Thursday, February 11, 2016


Nah, of course she is.  She just doesn't have anything left to say.

As predicted, Janet Yellen told the Senate today that the Fed has looked at negative interest rates and continues to look at the concept.  Everything else they have tried has failed so there is nothing left but this.  The equity market immediately traded down 400 points led by the banks which are slowly being destroyed by the Administration, the Congress and now the Fed.  At the close we had an "encouraging rally" as one talking head put it as the DOW closed down only 255 points and the ten year was at 1.64% against a mid-morning trade at 1.52%.

I'm going to make this short because I have little to add over what I have been repeating for the past couple of weeks.  The global economy is heading into recession and the U.S,. economy is heading in that direction as well.  The job numbers are rubbish; GDP is awful; consumers are NOT spending the "gasoline tax cut;" oil prices will be at $20 before they are at $40 and the engine that could turn things around--the providers of credit--is being systematically destroyed.  And that is exactly what the markets are telling us.
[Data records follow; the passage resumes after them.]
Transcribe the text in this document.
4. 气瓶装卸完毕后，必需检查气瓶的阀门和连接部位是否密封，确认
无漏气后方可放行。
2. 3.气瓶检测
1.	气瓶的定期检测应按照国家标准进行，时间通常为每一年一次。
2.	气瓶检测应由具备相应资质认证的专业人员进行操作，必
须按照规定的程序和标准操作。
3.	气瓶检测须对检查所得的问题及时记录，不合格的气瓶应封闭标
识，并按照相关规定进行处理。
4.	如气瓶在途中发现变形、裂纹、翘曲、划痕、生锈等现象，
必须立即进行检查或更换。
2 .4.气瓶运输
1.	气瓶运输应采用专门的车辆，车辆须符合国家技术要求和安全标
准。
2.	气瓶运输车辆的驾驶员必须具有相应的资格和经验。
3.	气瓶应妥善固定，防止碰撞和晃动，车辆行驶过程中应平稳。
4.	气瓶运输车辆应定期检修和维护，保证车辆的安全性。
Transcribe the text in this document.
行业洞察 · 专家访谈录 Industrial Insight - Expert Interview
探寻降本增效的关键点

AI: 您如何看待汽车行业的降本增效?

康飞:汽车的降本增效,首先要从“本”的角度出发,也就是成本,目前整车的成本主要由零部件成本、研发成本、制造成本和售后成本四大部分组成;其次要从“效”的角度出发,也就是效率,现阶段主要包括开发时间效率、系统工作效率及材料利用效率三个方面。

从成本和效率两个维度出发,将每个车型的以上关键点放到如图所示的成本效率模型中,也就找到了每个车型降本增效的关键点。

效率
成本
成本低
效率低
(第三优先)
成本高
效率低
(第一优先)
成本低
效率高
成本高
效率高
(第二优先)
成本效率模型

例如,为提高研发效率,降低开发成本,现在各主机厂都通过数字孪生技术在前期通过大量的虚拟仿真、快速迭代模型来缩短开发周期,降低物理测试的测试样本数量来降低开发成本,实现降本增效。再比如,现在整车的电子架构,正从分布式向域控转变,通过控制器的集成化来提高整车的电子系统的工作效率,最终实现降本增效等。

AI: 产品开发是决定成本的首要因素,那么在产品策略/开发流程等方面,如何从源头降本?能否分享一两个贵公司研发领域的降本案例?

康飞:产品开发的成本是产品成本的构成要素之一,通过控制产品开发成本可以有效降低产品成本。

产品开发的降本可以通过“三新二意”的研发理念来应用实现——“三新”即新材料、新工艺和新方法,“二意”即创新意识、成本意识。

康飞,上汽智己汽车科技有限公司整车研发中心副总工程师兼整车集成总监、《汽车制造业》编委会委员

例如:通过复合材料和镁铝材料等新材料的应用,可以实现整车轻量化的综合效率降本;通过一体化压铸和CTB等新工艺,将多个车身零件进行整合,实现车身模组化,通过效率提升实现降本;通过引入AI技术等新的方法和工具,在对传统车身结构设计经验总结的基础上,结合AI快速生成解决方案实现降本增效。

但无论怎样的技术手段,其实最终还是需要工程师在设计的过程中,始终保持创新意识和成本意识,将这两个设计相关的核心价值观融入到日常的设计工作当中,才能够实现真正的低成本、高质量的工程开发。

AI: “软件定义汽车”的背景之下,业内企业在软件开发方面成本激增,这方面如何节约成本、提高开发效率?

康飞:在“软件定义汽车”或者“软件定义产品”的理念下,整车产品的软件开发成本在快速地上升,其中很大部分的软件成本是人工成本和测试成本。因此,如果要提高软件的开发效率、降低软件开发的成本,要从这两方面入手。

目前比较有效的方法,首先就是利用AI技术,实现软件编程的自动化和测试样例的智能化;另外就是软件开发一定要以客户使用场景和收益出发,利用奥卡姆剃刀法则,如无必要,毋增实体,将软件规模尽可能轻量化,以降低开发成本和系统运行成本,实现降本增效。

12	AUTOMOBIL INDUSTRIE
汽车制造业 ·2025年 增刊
The governments are really the ones to blame with the U.S. earning more than its share but the world's central banks have made such a hash out of this for the last 8 years that it is inconceivable that they will be allowed to continue in this manner for much longer.  The problem is, I think, that it may get a lot worse before it gets better.  I'm still upset over the woman's testimony today: it was patently dishonest, but she and her colleagues could begin to get this global mess back on track by simply saying: "We got it wrong."  The markets might then begin to believe and perhaps trust once more.  Belief, after today, is gone.